D = duration(0,0,toc(start),Format="hh:mm:ss");
lossValue = double(gather(extractdata(loss)));
% lossValue = double(loss);
title("Elapsed: " + string(D))
And the model loss is
function [loss,gradientsSubnet,state] = modelLoss(net,X1,X2,pairLabels)
% Pass the image pair through the network.
[F1,F2,state] = ForwardSiamese(net,X1,X2);
% Calculate binary cross-entropy loss.
margin = 1;
loss = ContrastiveLoss(F1,F2,pairLabels, margin);
% Calculate gradients of the loss with respect to the network learnable
gradientsSubnet = dlgradient(loss,net.Learnables);
But in the ForwardSiamese function I make the forward of the two dlarray X1 and X2 that contains the batch of pair images (i.e. in X1 there are 32 images, in X2 same, the first image in X1 is paired qith first image in X2 and so on) and compute the loss, but the state to update the batch norm layer where come from?

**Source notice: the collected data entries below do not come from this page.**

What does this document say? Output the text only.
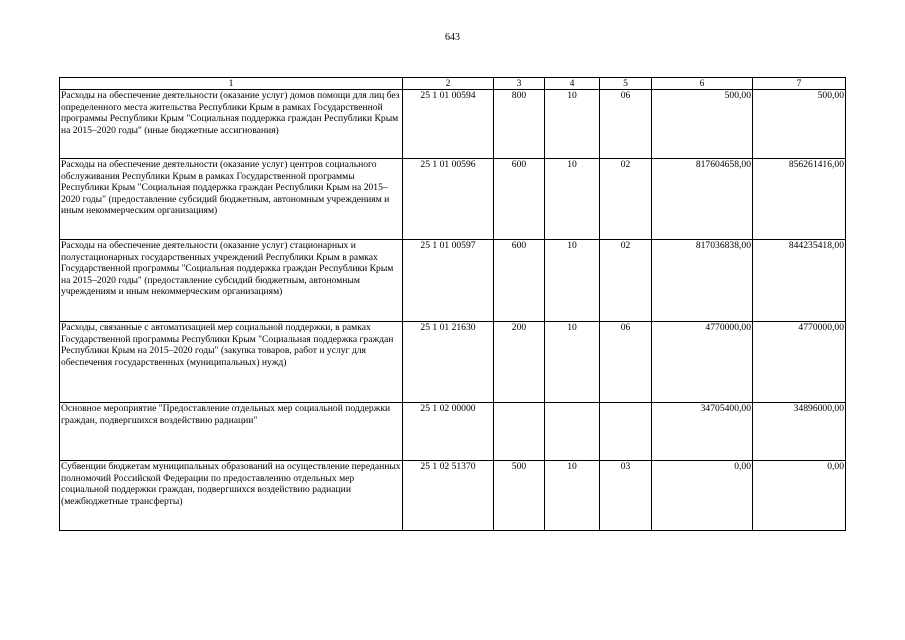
643
1	2	3	4	5	6	7
Расходы на обеспечение деятельности (оказание услуг) домов помощи для лиц без определенного места жительства Республики Крым в рамках Государственной программы Республики Крым "Социальная поддержка граждан Республики Крым на 2015–2020 годы" (иные бюджетные ассигнования)	25 1 01 00594	800	10	06	500,00	500,00
Расходы на обеспечение деятельности (оказание услуг) центров социального обслуживания Республики Крым в рамках Государственной программы Республики Крым "Социальная поддержка граждан Республики Крым на 2015–2020 годы" (предоставление субсидий бюджетным, автономным учреждениям и иным некоммерческим организациям)	25 1 01 00596	600	10	02	817604658,00	856261416,00
Расходы на обеспечение деятельности (оказание услуг) стационарных и полустационарных государственных учреждений Республики Крым в рамках Государственной программы "Социальная поддержка граждан Республики Крым на 2015–2020 годы" (предоставление субсидий бюджетным, автономным учреждениям и иным некоммерческим организациям)	25 1 01 00597	600	10	02	817036838,00	844235418,00
Расходы, связанные с автоматизацией мер социальной поддержки, в рамках Государственной программы Республики Крым "Социальная поддержка граждан Республики Крым на 2015–2020 годы" (закупка товаров, работ и услуг для обеспечения государственных (муниципальных) нужд)	25 1 01 21630	200	10	06	4770000,00	4770000,00
Основное мероприятие "Предоставление отдельных мер социальной поддержки граждан, подвергшихся воздействию радиации"	25 1 02 00000				34705400,00	34896000,00
Субвенции бюджетам муниципальных образований на осуществление переданных полномочий Российской Федерации по предоставлению отдельных мер социальной поддержки граждан, подвергшихся воздействию радиации (межбюджетные трансферты)	25 1 02 51370	500	10	03	0,00	0,00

function [Y1,Y2,state] = ForwardSiamese(dlnet,dlX1,dlX2)
[Y1,state] = forward(dlnet,dlX1);
Y1 = sigmoid(Y1);
% Pass the second image through the twin subnetwork
Y2 = forward(dlnet,dlX2);
Y2 = sigmoid(Y2);
If i compute also [Y2,state] I have 2 states but which one should be used to update the batch norm TrainedMean and TrainedVariance?
Joss Knight on 6 Nov 2022
Edited: Joss Knight on 6 Nov 2022
Interesting question! The purpose of batch norm state is to collect statistics about typical inputs. In a normal Siamese workflow, both X1 and X2 are valid inputs, so you ought to be able to update the state with either result.
You could aggregate the state from both or even do an additional pass with both to compute the aggregated state, although this would come with extra performance cost. So
[~,dlnet.State] = forward(dlnet, cat(4,X1,X2));
You can do this after the call to dlfeval.